Hal ini terus menjadi kebiasaan hingga saya masuk sekolah. Dari SD sampai dengan SMK, sarapan pagi saya selalu mi instan. Setiap pagi, setiap hari.
Tidak jarang juga saya makan mi instan sebanyak 2 kali dalam sehari. Pertama saat sarapan pagi di sekolah, dan kedua saat jam istirahat di sekolah.
Menu mi instan memang menjadi menu wajib di kantin setiap sekolah dan saya adalah orang yang menjadi pelanggan tetap lapak penjual mi instan di kantin ketika SD, SMP, dan SMK.
Tentu saja kelakuan saya ini tanpa sepengetahuan orangtua. Kalau mereka bertanya "Isky di sekolah tadi makan apa?"Â maka saya akan menyebutkan nasi goreng, nasi uduk, siomay, gorengan secara bergantian setiap hari. Hehehe...
Tapi kecanduan itu sedikit berkurang setelah saya lulus kuliah. Semenjak saya lebih sering di rumah, saya patuh hanya makan mi instan sebanyak 1 kali dalam sehari.
Ini memang masih buruk, tapi setidaknya ada sedikit perbaikan. Setidaknya saya tidak berbohong lagi ke orangtua.
Terkait dampaknya bagi kesehatan tubuh saya, sejujurnya hingga hampir 20 tahun saya rutin konsumsi mi, saya (belum) tidak pernah terkena penyakit serius yang disebabkan oleh mi instan.
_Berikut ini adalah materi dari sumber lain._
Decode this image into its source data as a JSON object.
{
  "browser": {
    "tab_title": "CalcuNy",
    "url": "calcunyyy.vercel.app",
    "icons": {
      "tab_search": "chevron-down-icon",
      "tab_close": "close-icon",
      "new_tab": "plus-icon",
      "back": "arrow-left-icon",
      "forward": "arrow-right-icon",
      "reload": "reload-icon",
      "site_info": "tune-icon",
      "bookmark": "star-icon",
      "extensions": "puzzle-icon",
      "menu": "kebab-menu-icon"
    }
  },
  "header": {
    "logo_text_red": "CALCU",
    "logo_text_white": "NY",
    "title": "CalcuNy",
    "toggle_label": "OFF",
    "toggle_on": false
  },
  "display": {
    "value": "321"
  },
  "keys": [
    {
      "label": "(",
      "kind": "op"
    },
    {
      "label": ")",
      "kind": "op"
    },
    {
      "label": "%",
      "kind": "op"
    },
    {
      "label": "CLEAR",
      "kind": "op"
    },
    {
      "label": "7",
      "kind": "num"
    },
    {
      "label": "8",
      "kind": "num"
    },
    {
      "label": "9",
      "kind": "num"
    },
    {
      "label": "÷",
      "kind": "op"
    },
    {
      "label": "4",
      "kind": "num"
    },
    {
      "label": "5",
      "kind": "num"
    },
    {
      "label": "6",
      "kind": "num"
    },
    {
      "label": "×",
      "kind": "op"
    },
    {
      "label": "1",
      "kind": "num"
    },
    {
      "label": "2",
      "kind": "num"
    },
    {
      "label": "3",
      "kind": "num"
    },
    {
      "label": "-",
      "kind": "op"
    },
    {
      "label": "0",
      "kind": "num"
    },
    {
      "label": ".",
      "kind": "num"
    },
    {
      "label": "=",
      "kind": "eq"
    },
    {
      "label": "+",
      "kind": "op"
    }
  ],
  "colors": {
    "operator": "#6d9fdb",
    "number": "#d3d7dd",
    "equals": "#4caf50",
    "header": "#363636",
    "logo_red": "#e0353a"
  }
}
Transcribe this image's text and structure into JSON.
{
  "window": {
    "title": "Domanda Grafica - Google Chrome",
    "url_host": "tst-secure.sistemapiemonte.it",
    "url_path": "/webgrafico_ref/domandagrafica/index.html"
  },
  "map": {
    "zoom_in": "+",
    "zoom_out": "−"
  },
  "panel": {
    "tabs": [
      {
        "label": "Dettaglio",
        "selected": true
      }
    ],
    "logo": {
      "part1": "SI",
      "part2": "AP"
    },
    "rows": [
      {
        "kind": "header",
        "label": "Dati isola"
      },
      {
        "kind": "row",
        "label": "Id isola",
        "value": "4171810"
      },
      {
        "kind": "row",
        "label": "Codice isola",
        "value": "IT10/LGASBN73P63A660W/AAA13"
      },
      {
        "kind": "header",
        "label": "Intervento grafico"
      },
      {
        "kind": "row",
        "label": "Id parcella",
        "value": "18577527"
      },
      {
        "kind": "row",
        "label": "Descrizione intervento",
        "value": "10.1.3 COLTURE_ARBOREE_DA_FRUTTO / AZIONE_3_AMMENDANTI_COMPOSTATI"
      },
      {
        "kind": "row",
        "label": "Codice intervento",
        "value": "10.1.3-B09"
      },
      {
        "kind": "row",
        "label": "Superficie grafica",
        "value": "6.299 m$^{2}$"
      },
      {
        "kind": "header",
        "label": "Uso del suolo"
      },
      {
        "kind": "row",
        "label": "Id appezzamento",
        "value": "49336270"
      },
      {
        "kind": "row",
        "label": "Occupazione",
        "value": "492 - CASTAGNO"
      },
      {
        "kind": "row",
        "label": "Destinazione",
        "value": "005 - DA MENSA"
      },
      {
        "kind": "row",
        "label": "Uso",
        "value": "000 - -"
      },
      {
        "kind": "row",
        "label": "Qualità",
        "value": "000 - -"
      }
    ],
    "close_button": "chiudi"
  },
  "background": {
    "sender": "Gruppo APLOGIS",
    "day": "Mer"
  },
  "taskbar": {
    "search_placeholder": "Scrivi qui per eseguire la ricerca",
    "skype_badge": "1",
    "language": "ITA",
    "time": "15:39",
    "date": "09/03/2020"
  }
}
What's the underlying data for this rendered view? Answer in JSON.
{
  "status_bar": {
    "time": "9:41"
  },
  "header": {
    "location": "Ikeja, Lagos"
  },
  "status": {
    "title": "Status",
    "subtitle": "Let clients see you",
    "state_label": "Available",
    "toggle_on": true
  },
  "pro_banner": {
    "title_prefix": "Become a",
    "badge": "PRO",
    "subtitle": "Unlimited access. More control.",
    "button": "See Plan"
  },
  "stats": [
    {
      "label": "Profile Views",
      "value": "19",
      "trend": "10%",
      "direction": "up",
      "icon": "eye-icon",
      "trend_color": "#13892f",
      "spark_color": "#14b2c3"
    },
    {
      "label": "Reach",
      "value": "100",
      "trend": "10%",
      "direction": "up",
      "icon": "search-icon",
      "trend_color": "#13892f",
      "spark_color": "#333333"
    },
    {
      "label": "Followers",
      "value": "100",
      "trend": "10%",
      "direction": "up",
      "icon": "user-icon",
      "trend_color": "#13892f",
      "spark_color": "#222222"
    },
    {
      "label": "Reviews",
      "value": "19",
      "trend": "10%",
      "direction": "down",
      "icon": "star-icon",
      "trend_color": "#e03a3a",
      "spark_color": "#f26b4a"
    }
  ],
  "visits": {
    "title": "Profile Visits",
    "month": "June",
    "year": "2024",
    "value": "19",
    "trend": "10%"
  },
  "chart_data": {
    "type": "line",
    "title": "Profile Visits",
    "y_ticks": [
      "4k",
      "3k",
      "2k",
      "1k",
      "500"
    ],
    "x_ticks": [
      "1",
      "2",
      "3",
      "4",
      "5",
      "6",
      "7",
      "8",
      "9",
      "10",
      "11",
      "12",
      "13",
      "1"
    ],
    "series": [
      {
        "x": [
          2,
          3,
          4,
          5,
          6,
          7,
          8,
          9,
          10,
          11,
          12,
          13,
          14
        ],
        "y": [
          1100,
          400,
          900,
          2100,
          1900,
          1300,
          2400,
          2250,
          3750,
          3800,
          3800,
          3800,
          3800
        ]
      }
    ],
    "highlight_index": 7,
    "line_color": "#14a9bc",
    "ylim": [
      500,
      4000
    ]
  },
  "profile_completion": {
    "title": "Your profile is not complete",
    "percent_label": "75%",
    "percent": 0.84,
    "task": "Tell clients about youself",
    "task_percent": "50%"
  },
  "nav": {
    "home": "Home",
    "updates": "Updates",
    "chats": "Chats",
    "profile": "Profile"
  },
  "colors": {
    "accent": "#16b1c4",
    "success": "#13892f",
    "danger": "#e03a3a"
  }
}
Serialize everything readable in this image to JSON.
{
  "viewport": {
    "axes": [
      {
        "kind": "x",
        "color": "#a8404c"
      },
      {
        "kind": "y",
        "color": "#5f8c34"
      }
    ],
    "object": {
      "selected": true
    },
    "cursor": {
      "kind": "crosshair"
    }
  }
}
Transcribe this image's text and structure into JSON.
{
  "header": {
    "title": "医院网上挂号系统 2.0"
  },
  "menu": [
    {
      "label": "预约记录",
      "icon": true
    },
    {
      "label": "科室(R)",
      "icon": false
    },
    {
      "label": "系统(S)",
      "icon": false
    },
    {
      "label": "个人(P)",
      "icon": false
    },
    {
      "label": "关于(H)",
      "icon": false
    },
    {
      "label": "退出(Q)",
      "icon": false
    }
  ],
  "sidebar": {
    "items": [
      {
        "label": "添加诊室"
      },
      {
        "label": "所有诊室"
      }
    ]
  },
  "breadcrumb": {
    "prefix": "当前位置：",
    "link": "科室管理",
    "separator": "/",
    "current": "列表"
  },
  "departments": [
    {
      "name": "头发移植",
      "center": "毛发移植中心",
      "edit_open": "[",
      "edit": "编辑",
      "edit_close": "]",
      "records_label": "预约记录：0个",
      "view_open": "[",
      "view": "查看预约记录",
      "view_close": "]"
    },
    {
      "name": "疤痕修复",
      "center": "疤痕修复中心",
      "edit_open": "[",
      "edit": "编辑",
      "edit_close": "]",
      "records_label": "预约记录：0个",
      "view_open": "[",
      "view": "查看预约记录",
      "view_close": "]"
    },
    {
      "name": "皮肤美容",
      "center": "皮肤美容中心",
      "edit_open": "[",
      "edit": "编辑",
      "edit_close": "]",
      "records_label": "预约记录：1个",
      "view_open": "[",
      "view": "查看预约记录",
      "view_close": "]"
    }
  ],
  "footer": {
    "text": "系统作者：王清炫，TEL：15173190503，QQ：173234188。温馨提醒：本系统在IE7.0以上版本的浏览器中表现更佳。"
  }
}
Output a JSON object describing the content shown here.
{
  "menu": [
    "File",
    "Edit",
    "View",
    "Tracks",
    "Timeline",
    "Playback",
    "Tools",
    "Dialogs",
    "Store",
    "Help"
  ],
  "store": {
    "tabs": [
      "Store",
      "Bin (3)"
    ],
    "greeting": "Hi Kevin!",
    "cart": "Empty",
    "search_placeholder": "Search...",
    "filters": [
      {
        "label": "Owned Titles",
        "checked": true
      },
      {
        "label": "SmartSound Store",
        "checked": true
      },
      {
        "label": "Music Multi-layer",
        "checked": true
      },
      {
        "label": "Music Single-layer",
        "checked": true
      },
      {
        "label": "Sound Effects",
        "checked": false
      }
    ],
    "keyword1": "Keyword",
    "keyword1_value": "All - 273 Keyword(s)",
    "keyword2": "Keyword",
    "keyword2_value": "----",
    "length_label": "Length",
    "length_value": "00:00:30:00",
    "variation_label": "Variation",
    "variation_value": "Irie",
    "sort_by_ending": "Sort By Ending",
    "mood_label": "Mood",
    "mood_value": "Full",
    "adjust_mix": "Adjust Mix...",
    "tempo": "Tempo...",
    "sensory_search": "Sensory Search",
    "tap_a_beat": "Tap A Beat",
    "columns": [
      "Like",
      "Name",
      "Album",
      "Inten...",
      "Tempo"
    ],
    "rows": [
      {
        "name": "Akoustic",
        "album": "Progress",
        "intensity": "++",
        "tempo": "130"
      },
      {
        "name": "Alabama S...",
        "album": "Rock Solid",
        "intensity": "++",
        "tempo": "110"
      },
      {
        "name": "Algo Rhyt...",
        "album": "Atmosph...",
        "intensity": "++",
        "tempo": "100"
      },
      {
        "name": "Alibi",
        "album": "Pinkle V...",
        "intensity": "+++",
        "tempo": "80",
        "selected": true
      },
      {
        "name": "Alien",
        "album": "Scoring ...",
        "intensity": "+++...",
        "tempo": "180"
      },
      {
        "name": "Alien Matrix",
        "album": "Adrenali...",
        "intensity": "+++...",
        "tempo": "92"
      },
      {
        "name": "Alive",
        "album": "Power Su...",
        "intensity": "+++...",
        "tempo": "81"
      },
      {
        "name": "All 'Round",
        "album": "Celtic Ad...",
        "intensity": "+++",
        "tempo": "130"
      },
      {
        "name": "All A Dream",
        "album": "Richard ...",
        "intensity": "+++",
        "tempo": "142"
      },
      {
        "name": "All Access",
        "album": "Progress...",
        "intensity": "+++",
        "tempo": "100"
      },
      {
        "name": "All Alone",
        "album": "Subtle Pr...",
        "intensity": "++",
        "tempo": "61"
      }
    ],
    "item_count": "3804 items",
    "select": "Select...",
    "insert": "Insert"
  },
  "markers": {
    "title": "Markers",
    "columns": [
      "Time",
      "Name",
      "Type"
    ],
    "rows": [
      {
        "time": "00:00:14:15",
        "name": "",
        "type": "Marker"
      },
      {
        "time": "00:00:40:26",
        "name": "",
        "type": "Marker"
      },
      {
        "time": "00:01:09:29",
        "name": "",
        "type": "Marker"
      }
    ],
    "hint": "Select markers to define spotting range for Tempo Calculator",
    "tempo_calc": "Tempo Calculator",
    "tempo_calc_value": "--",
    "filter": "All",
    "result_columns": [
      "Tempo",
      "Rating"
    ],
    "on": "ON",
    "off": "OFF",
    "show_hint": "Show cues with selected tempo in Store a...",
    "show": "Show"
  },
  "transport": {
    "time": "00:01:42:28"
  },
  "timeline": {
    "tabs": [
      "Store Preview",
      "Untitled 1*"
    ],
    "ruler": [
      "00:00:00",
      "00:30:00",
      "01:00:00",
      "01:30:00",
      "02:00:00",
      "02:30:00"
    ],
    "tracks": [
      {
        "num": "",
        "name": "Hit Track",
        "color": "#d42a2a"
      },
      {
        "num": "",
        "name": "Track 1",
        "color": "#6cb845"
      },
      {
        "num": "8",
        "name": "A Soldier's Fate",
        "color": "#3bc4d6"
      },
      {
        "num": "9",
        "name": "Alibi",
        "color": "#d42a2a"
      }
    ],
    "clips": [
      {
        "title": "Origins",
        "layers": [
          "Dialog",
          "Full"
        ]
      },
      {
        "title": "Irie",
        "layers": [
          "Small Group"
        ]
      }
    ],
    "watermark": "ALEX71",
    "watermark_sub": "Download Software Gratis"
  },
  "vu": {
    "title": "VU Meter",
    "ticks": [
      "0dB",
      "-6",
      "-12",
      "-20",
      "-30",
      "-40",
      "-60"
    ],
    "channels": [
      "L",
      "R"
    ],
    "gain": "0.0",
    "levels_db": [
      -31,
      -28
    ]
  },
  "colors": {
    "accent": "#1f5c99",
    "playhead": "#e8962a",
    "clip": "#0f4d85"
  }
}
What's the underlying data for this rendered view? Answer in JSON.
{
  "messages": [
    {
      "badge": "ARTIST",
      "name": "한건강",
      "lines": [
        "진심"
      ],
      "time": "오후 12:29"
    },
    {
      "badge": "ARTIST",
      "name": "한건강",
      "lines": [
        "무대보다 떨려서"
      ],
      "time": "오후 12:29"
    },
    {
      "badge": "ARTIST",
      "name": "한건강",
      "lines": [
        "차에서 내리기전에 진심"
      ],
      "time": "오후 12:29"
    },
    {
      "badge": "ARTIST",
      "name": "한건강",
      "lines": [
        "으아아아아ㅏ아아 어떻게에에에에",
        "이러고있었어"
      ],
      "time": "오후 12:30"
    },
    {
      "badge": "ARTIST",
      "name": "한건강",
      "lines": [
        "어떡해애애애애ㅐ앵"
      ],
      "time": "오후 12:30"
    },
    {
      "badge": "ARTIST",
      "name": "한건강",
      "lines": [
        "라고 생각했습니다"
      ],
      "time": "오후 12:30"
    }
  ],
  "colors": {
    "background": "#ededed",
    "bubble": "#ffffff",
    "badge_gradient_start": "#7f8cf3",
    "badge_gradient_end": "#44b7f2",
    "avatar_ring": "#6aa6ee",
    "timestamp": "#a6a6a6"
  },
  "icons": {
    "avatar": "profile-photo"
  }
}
Saya sadar betul bahwa suatu hari nanti mi instan yang sudah bersarang di tubuh saya akan menunjukkan keganasannya.
Tidak merasakan dampak makan mi instan bukan berarti saya bebas dari penyakit yang disebabkan oleh makanan tersebut.
Banyak orang di luar sana yang sudah merasakan dampaknya dan saya belum mendapat gilirannya.